La seconde assertion insiste sur le « repositionnement » de la personne âgée de la périphérie au centre des processus décisionnels. À domicile ou en institution, la personne âgée dépendante et ses proches se verront ainsi reconnus un « droit de veto » et l’obtention de leur assentiment sera nécessaire pour que l’équipe de soins puisse mettre en œuvre les protocoles qu’elle estime les plus adaptés. L’accompagnement de la personne âgée implique alors la mise en réseau d’une multiplicité d’acteurs – médecins, infirmières, aides-soignantes, psychologues, kinésithérapeutes, conjoint⋅e, enfants et petits-enfants, ami⋅e⋅s, voisin⋅e⋅s, etc. – censés graviter ensemble autour d’elle pour participer à la co-élaboration de son « projet de vie individualisé [8] » ; intégrant toutes les dimensions de la personne : physique, psychique, professionnelle, familiale, spirituelle, etc.
Ces évolutions caractérisent la gérontologie des dernières décennies ; à la fois plus englobante – appréhender la personne avec son environnement social et familial – et plus personnalisée – prendre en compte son parcours et ses attentes. La « fin de vie » se voit dès lors définie comme une étape à part entière du parcours de vie et sera considérée en maison de retraite comme plus « humaine » et plus « digne », en opposition à celle vécue à l’hôpital, perçue par les soignant⋅e⋅s comme plus déshumanisante, « froide » et impersonnelle (cf. Beyrie et al. dans ce numéro) [9].

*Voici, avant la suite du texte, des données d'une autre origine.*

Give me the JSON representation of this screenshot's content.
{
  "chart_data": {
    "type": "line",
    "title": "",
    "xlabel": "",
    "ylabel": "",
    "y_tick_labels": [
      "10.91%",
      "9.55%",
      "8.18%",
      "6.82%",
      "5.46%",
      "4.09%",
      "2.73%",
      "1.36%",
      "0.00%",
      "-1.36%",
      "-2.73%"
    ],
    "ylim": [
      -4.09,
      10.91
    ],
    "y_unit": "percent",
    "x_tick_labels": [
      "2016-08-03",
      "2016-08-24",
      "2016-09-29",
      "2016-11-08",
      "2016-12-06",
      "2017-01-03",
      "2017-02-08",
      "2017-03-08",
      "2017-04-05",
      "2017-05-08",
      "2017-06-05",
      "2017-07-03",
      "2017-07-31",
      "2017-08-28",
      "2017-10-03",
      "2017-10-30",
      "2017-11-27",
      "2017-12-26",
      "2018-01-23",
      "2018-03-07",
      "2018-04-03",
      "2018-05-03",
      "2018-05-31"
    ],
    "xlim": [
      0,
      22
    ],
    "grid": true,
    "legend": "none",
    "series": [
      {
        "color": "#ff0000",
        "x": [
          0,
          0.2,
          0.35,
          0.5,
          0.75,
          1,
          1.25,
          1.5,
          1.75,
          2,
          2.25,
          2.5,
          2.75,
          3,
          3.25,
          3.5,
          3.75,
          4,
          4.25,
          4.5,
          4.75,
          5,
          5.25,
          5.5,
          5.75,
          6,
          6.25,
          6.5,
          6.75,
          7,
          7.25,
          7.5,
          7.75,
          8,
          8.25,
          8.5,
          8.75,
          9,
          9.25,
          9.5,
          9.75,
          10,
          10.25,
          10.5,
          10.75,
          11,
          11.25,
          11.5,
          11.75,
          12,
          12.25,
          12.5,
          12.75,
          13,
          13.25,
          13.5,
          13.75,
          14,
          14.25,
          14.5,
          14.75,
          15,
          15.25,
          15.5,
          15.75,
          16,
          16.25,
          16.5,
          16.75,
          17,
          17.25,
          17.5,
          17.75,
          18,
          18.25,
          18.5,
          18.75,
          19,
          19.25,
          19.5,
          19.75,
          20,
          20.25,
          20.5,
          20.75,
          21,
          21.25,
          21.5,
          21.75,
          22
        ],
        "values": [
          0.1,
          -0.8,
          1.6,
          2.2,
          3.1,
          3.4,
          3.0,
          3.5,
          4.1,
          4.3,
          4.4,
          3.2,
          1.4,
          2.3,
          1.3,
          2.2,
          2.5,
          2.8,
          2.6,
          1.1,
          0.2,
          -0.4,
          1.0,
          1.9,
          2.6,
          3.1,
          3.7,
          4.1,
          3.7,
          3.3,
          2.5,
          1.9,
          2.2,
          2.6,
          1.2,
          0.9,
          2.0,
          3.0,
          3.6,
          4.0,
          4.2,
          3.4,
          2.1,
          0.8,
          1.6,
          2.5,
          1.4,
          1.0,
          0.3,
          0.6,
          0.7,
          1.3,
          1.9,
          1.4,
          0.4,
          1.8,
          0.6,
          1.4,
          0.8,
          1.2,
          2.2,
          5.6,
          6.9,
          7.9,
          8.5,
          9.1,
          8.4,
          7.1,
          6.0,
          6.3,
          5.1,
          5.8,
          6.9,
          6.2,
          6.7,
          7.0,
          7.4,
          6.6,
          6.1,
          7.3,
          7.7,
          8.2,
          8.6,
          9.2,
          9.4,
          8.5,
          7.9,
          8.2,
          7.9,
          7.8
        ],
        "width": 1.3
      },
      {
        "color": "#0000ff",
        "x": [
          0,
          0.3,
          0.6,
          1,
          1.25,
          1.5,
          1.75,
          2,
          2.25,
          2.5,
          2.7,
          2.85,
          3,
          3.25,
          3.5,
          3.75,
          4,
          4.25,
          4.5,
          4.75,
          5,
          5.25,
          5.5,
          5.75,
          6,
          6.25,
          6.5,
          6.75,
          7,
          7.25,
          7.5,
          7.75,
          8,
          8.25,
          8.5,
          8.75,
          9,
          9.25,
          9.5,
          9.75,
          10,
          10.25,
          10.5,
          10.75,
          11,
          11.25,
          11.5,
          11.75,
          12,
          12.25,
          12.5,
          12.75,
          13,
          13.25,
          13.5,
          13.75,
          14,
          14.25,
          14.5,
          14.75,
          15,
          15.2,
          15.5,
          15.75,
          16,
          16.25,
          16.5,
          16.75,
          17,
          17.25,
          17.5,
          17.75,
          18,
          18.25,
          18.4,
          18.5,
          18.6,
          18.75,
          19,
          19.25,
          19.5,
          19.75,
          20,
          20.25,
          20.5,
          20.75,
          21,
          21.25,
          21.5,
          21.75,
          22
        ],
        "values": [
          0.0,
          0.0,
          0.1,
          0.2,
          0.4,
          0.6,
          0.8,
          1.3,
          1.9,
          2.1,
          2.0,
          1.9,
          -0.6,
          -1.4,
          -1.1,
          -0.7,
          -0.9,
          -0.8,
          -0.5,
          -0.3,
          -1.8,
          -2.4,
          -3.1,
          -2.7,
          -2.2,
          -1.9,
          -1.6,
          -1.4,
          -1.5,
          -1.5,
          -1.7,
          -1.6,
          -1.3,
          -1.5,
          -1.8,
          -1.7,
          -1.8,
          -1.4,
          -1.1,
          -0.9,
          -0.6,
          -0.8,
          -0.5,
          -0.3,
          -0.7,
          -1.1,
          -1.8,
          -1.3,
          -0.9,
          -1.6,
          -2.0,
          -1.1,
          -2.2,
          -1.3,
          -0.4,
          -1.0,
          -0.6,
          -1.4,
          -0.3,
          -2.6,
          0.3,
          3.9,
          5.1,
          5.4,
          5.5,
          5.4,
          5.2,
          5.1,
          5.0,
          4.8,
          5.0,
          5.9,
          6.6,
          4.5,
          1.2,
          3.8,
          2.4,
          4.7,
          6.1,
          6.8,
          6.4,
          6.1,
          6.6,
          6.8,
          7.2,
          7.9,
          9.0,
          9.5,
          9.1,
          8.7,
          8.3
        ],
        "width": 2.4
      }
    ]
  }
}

Autonomie et nouvelles formes de contrôle
Les sciences humaines et sociales n’ont pas manqué de questionner cet idéal de la prise en charge sanitaire et sociale des personnes âgées dans les sociétés postindustrielles vieillissantes. Ce mouvement, qualifié d’humanisation des institutions et des pratiques (Cabirol 1983), reste en effet controversé quant à son éloignement définitif des pratiques asilaires (Amourous et Blanc 2001 ; Mallon 2001 ; Rimbert 2011 ; Loffeier 2015). Cette manière d’envisager la personne âgée comme actrice à part entière de son projet de vie, comme co-élaboratrice de son quotidien, institue de nouvelles normes du « bien-vieillir » (et du « bien-mourir » [10]), de nouvelles assignations à être qui s’imposent à la personne comme à son entourage. Car si cette assertion – « le ou la résident⋅e au centre » – semble faire consensus, elle relève surtout d’un discours à caractère performatif. L’éloignement de la logique asilaire des anciens hospices consisterait moins en une réduction des contraintes qu’en un déplacement vers de nouvelles formes de contrôle qui, tout en insistant sur l’autonomie et la liberté de l’individu, définissent et assignent un nouveau rôle à la personne âgée (celui de résident⋅e) comme à ceux et celles qui l’entourent (Gagnon 1995 ; Rimbert 2011 ; Anchisi et Debons 2013).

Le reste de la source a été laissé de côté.